Una serie di documenti ottenuti dal Guardian rivelano che il gigante del trasporto privato Uber ha consapevolmente sfidato le normative locali, corteggiato potenti funzionari e perfino considerato violenze contro i suoi autisti durante il periodo di espansione globale sotto il cofondatore ed ex ceo Travis Kalanick.
Aspetti principali
- Oltre 124mila documenti interni di Uber, risalenti al periodo compreso tra il 2013 e il 2017, sono stati divulgati dal Guardian e condivisi con un gruppo internazionale di testate giornalistiche. Tra le carte ci sono anche le comunicazioni dirette tra Kalanick e i massimi dirigenti di Uber che illustrano come operava l’azienda.
- Nelle comunicazioni interne, il personale di Uber avrebbe riconosciuto apertamente lo “status non legale” dell’azienda in alcuni dei Paesi in cui operava. Il responsabile delle comunicazioni globali di Uber, Nairi Hourdajian, avrebbe scritto a un collega nel 2014 che “a volte abbiamo problemi perché siamo semplicemente illegali”, rivela il Guardian.

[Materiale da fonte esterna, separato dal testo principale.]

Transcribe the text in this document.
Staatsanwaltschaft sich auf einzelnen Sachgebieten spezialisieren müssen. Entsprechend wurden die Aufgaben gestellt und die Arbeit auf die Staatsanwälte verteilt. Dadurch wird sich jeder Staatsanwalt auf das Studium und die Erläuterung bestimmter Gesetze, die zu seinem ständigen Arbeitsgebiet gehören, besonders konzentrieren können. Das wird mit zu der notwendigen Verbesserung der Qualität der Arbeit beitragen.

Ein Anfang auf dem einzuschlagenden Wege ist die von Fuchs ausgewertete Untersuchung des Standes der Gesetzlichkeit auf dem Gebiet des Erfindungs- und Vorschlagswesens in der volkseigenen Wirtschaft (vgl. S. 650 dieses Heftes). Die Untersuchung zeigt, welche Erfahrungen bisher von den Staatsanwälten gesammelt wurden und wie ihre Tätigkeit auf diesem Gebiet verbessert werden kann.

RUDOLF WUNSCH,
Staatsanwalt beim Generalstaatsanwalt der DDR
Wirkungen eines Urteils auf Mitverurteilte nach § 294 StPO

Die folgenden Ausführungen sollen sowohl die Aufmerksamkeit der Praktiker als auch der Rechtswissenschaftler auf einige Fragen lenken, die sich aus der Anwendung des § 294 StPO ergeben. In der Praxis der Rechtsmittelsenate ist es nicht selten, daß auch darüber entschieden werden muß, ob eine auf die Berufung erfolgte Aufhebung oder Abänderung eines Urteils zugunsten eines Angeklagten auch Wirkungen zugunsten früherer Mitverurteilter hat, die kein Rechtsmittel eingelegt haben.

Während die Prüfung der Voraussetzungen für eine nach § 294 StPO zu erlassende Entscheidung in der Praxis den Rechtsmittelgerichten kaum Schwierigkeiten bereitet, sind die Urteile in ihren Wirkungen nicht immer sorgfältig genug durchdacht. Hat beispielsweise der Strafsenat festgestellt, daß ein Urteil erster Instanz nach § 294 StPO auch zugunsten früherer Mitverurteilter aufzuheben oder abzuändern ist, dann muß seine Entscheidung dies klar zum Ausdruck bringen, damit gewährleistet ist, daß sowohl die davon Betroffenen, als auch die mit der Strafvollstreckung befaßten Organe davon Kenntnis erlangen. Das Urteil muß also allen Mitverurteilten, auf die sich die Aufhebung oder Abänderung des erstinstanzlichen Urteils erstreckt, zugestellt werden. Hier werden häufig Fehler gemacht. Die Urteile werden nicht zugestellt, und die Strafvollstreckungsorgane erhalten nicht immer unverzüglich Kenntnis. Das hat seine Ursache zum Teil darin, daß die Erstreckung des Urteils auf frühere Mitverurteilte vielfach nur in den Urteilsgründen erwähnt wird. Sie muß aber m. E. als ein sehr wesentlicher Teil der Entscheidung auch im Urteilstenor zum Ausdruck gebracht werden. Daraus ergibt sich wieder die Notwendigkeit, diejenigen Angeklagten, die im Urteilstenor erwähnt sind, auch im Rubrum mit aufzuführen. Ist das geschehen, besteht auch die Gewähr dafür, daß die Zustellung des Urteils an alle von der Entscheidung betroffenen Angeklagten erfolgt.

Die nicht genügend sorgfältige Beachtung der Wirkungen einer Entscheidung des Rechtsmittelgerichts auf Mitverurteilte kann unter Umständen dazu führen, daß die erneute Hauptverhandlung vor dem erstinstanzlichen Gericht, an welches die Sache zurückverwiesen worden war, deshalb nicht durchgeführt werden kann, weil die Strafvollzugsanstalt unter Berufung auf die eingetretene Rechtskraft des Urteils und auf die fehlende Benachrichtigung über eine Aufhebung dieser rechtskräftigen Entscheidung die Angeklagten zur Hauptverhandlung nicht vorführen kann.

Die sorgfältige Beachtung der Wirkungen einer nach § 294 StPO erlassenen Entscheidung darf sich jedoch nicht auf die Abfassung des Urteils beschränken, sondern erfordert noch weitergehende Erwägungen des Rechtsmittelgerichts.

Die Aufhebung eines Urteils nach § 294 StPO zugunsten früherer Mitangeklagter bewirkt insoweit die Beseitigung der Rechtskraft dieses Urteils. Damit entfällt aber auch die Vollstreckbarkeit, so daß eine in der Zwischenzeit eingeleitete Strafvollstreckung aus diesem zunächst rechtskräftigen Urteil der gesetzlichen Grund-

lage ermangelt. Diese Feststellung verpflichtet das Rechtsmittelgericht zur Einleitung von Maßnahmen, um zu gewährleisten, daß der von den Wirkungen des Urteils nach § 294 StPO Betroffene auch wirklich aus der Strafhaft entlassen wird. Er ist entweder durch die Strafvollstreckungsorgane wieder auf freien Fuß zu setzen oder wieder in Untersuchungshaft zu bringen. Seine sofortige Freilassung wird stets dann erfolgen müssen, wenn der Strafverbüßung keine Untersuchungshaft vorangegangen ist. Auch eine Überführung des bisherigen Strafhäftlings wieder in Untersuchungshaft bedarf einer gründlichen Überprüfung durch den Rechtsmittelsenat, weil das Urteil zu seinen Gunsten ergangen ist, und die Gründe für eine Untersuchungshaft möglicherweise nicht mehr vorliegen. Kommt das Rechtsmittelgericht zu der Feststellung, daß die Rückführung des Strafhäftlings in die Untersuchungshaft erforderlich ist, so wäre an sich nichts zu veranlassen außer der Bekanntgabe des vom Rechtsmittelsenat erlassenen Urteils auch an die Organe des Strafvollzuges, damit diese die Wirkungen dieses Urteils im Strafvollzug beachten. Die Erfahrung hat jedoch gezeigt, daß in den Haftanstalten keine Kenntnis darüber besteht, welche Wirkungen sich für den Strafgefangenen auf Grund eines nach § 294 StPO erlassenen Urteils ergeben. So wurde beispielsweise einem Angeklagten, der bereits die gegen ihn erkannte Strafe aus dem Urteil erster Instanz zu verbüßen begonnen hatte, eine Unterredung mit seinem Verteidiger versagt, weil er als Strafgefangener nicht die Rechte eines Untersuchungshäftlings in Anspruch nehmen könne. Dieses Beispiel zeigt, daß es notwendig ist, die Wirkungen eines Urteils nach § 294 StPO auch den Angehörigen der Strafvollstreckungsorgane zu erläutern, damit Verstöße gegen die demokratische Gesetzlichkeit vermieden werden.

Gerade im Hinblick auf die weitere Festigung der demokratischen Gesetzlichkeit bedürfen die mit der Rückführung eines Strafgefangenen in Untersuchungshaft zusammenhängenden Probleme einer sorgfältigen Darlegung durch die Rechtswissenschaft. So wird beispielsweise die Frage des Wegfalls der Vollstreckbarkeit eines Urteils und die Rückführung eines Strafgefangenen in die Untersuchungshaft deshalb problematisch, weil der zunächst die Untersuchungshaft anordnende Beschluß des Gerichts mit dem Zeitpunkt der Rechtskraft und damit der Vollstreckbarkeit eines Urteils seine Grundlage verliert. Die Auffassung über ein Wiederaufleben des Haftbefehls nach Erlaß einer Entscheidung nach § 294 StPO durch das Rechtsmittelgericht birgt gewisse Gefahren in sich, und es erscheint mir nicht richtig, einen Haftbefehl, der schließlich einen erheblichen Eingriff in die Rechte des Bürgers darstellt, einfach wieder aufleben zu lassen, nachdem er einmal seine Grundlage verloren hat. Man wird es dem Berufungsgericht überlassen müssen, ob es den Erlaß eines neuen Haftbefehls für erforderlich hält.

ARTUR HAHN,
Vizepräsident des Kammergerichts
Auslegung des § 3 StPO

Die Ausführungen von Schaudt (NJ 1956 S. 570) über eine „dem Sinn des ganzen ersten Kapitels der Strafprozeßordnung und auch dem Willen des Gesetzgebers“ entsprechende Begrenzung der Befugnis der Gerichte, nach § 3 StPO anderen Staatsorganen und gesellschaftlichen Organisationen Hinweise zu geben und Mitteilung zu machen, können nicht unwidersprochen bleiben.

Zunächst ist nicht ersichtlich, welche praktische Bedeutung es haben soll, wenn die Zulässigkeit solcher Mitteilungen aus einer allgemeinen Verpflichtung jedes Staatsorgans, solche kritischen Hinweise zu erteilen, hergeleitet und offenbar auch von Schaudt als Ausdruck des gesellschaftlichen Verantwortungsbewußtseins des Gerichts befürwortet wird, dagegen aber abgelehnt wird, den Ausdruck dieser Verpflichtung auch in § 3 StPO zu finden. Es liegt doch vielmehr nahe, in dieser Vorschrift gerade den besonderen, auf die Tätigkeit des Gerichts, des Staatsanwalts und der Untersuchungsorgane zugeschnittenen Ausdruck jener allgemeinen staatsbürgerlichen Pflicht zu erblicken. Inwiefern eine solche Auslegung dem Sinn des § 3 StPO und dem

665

- La corrispondenza mostra che nel 2016, quando sono scoppiate in Europa le proteste anti-Uber guidate dai tassisti, Kalanick avrebbe ordinato ai dipendenti di incoraggiare gli autisti di Uber a organizzare una contro-protesta in Francia, nonostante gli avvertimenti secondo i quai la mossa avrebbe potuto mettere gli autisti a rischio di attacchi. Kalanick affermava che “poteva valerne la pena perché la violenza garantisce il successo” (secondo il Guardian, la strategia sarebbe stata ripetuta durante le proteste in Italia, Belgio, Spagna, Svizzera e Paesi Bassi).
- Per proteggere la startup, Uber avrebbe sviluppato quello che i dipendenti chiamano “kill switch”, cioè un’azione che interrompe i sistemi di dati in caso di indagini delle forze dell’ordine e impedisce agli investigatori di acquisire prove contro l’azienda.

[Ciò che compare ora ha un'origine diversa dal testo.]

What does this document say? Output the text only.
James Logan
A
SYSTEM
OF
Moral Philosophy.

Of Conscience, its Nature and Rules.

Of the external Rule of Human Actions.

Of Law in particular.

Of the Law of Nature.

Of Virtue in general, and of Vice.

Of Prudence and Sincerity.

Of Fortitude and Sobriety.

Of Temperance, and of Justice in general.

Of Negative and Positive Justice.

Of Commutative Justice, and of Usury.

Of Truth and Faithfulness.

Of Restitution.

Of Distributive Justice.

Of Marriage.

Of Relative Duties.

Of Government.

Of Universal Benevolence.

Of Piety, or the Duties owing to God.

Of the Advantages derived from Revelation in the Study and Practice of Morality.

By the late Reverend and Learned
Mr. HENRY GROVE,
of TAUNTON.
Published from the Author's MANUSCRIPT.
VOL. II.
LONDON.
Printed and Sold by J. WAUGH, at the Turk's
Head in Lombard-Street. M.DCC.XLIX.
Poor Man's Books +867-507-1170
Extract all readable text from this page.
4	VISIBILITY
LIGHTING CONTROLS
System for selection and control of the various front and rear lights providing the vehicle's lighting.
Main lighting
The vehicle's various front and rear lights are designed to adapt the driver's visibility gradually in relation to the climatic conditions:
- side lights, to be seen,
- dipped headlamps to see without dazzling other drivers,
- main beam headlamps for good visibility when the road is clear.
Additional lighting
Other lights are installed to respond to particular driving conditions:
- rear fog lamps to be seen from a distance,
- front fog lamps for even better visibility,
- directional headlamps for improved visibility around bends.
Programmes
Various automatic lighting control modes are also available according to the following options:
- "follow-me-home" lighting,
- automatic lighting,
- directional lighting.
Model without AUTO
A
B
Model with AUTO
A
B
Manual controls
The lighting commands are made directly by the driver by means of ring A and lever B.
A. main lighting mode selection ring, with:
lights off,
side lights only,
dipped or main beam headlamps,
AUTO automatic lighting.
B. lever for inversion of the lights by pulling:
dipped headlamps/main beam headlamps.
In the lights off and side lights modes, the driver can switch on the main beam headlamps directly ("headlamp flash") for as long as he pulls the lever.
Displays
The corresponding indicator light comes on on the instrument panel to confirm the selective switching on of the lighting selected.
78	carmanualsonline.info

- La fuga di notizie include anche messaggi tra Kalanick e l’allora ministro dell’Economia francese e attuale presidente, Emmanuel Macron, che avrebbe detto di aver mediato un “accordo” segreto nel gabinetto francese per aiutare l’azienda a prendere piede nel mercato.
- Secondo quanto riferito dal Guardian, Uber avrebbe stretto rapporti con personaggi di spicco in Russia, Germania e Italia, nominandoli “investitori strategici” e offrendo loro partecipazioni finanziarie. L’azienda inoltre avrebbe pagato a noti accademici centinaia di migliaia di dollari per ricerche che avvalorassero le sue tesi economiche.
L’altra versione
In una dichiarazione al Guardian, il portavoce di Kalanick ha negato che l’ex ad di Uber abbia mai autorizzato un’azione che avrebbe “ostacolato la giustizia in qualsiasi Paese”. Ha affermato che Kalanick non ha mai suggerito alla società di trarre vantaggio dalla violenza a scapito della sicurezza degli autisti.

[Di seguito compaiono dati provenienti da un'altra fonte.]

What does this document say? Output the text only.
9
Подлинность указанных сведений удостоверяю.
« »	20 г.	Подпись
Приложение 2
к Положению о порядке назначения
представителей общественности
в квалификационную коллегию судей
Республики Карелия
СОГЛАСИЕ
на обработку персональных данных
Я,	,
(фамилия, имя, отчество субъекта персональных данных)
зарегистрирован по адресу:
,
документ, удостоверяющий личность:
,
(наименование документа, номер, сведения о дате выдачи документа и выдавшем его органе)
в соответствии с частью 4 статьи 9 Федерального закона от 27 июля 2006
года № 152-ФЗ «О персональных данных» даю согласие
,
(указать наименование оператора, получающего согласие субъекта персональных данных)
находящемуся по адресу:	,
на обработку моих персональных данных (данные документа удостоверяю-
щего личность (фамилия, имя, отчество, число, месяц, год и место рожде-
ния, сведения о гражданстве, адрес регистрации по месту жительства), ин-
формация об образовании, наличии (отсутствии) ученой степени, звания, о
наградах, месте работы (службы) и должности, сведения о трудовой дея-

“La realtà è che le iniziative di espansione di Uber sono state condotte da oltre un centinaio di leader in decine di paesi in tutto il mondo sotto la diretta supervisione e con la piena approvazione dei solidi gruppi legali, politici e di conformità di Uber”, ha dichiarato il portavoce di Kalanick. Il team ha espresso dubbi sull’autenticità dei documenti trapelati. Forbes ha contattato il fondo di investimento di Kalanick per un commento sulla vicenda.
Sullo sfondo
Kalanick si è dimesso dalla carica di ceo nel 2017, spinto dagli azionisti sulla scia di uno scandalo sulla cultura del lavoro di Uber. Alcuni ex dipendenti avevano raccontato di molestie sessuali e discriminazioni all’interno dell’azienda. L’attuale ceo, Dara Khosrowshahi, ha sostituito Kalanick nel 2017 e da allora, come dichiarato domenica in un comunicato, l’azienda ha rinnovato il team di leadership, investito pesantemente nella sicurezza e revisionato la sua governance aziendale.
“Non abbiamo trovato e non troveremo scuse per comportamenti passati che chiaramente non sono in linea con i nostri valori attuali”, ha dichiarato Uber. “Chiediamo invece al pubblico di giudicarci in base a ciò che abbiamo fatto negli ultimi cinque anni e a ciò che faremo negli anni a venire”. Kalanick ha lasciato definitivamente il consiglio di amministrazione nel 2019.
Il Guardian ha condiviso i file trapelati e ha condotto un’indagine sulla vicenda con oltre 180 giornalisti di 40 media, tra cui il Washington Post, la Bbc e l’International Consortium of Investigative Journalists.